One, foreword

While doing my high-performance Java persistence training, I realized that it was necessary to explain how relational databases work, otherwise it would be difficult to grasp many concepts related to transactions, such as atomicity, persistence, and checkpoints.

In this article, I’ll provide a high-level explanation of the inner workings of relational databases, while also hinting at some database-specific implementation details.

Two, a picture wins thousands of text

Third, the Data pages

Disk access is slow. Memory, on the other hand, is several orders of magnitude faster than solid-state drives. For this reason, database vendors try to delay disk access as much as possible.
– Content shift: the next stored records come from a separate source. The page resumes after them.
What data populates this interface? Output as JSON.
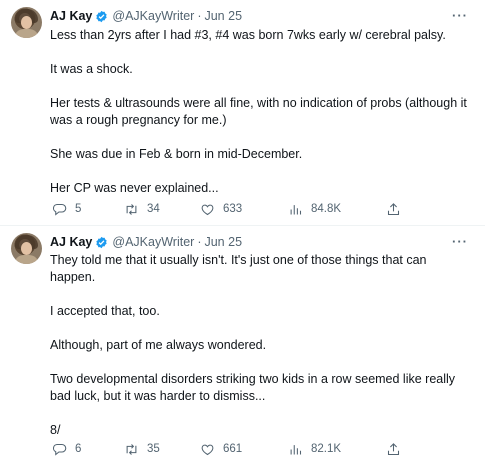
{
  "tweets": [
    {
      "author": {
        "name": "AJ Kay",
        "handle": "@AJKayWriter",
        "date": "Jun 25"
      },
      "paragraphs": [
        "Less than 2yrs after I had #3, #4 was born 7wks early w/ cerebral palsy.",
        "It was a shock.",
        "Her tests & ultrasounds were all fine, with no indication of probs (although it was a rough pregnancy for me.)",
        "She was due in Feb & born in mid-December.",
        "Her CP was never explained..."
      ],
      "stats": {
        "replies": "5",
        "retweets": "34",
        "likes": "633",
        "views": "84.8K"
      }
    },
    {
      "author": {
        "name": "AJ Kay",
        "handle": "@AJKayWriter",
        "date": "Jun 25"
      },
      "paragraphs": [
        "They told me that it usually isn't.  It's just one of those things that can happen.",
        "I accepted that, too.",
        "Although, part of me always wondered.",
        "Two developmental disorders striking two kids in a row seemed like really bad luck, but it was harder to dismiss...",
        "8/"
      ],
      "stats": {
        "replies": "6",
        "retweets": "35",
        "likes": "661",
        "views": "82.1K"
      }
    }
  ],
  "ui": {
    "more_glyph": "···",
    "separator": "·"
  },
  "icons": [
    "avatar",
    "verified-badge-icon",
    "more-options-icon",
    "reply-icon",
    "retweet-icon",
    "like-icon",
    "views-icon",
    "share-icon"
  ],
  "colors": {
    "text": "#0f1419",
    "muted": "#536471",
    "verified": "#1d9bf0",
    "divider": "#eff3f4"
  }
}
Whether we’re talking about tables or indexes, the data is divided into pages of a certain size (for example, 8 KB).

When data (tables or indexes) needs to be read, the relational database maps disk-based pages to an in-memory buffer. When data needs to be modified, the relational database changes the in-memory Pages. To synchronize memory Pages with disk, you must flush (for example, fsync).

The buffer pool for storing disk-based pages is limited in size, so it is often necessary to store a working set of data. The buffer pool can store the entire data set only if the entire data can be put into memory. However, if the total data on disk is greater than the buffer pool size when new pages need to be cached, the buffer pool will have to exhale the old pages to make room for the new pages.

Four, the Undo log

Because changes in memory can be accessed by multiple concurrent transactions, concurrency control mechanisms (such as 2PL and MVCC) must be used to ensure data integrity. Therefore, once a transaction modifies a table row, the uncommitted changes are applied to the memory structure, and the previous data is temporarily stored in the undo Log append-only structure.

While this structure is called an Undo log in Oracle and MySQL, in SQL Server, transaction logs play this role. PostgreSQL does not have undo logs, but serves the same purpose with a multi-version table structure, because tables can store multiple versions of the same row. However, all of these data structures are used to provide rollback capability, which is mandatory for atomicity.

If the currently running transaction is rolled back, undo Log is used to rebuild the pages in memory at the time the transaction started.

Fifth, Redo log

Once the transaction commits, the changes in memory must remain unchanged. However, this does not mean that every transaction commit triggers Fsync. In fact, this is very bad for application performance. However, from the ACID transaction properties, we know that committed transactions must provide persistence, which means that committed changes need to persist even if we unplug the database engine.

So how can a relational database provide persistence without issuing fsync every time a transaction commits?

This is where the Redo log comes in. The Redo log is also an end-only disk-based structure that stores every change experienced by a given transaction. Therefore, when the transaction commits, each data page change is also written to _redo log_. Writing to the redo log is faster than refreshing a fixed number of Data Pages because sequential disk access is much faster than Random Access. Therefore, it also allows transactions to be processed quickly.

Although this structure is known as the Redo log in Oracle and MySQL, in SQL Server, the transaction log also plays this role. PostgreSQL calls this write-ahead logging (WAL).

But when do you flush changes in memory to disk?

Relational database systems use checkpoints to synchronize dirty Pages in memory with their disk-based counterparts. To avoid I/O traffic congestion, synchronization is usually completed in blocks within a long period of time.

But what happens if the relational database crashes before all the dirty memory Pages are flushed to disk?

In the event of a crash, at startup, the database will use the Redo log to rebuild disk-based Data Pages that have not been synchronized since the last successful checkpoint.

Six, the conclusion

These design considerations were adopted to overcome the high latency of disk-based storage while still providing persistent storage guarantees. Therefore, you need the undo Log to provide atomicity (rollback capability) and the Redo log to ensure the persistence of disk-based pages (tables and indexes).

7. The translator says:

Hello everyone, I am the spring brother (micA Java micro service component open source author) translation is not easy, please help to share with more students, thank you!!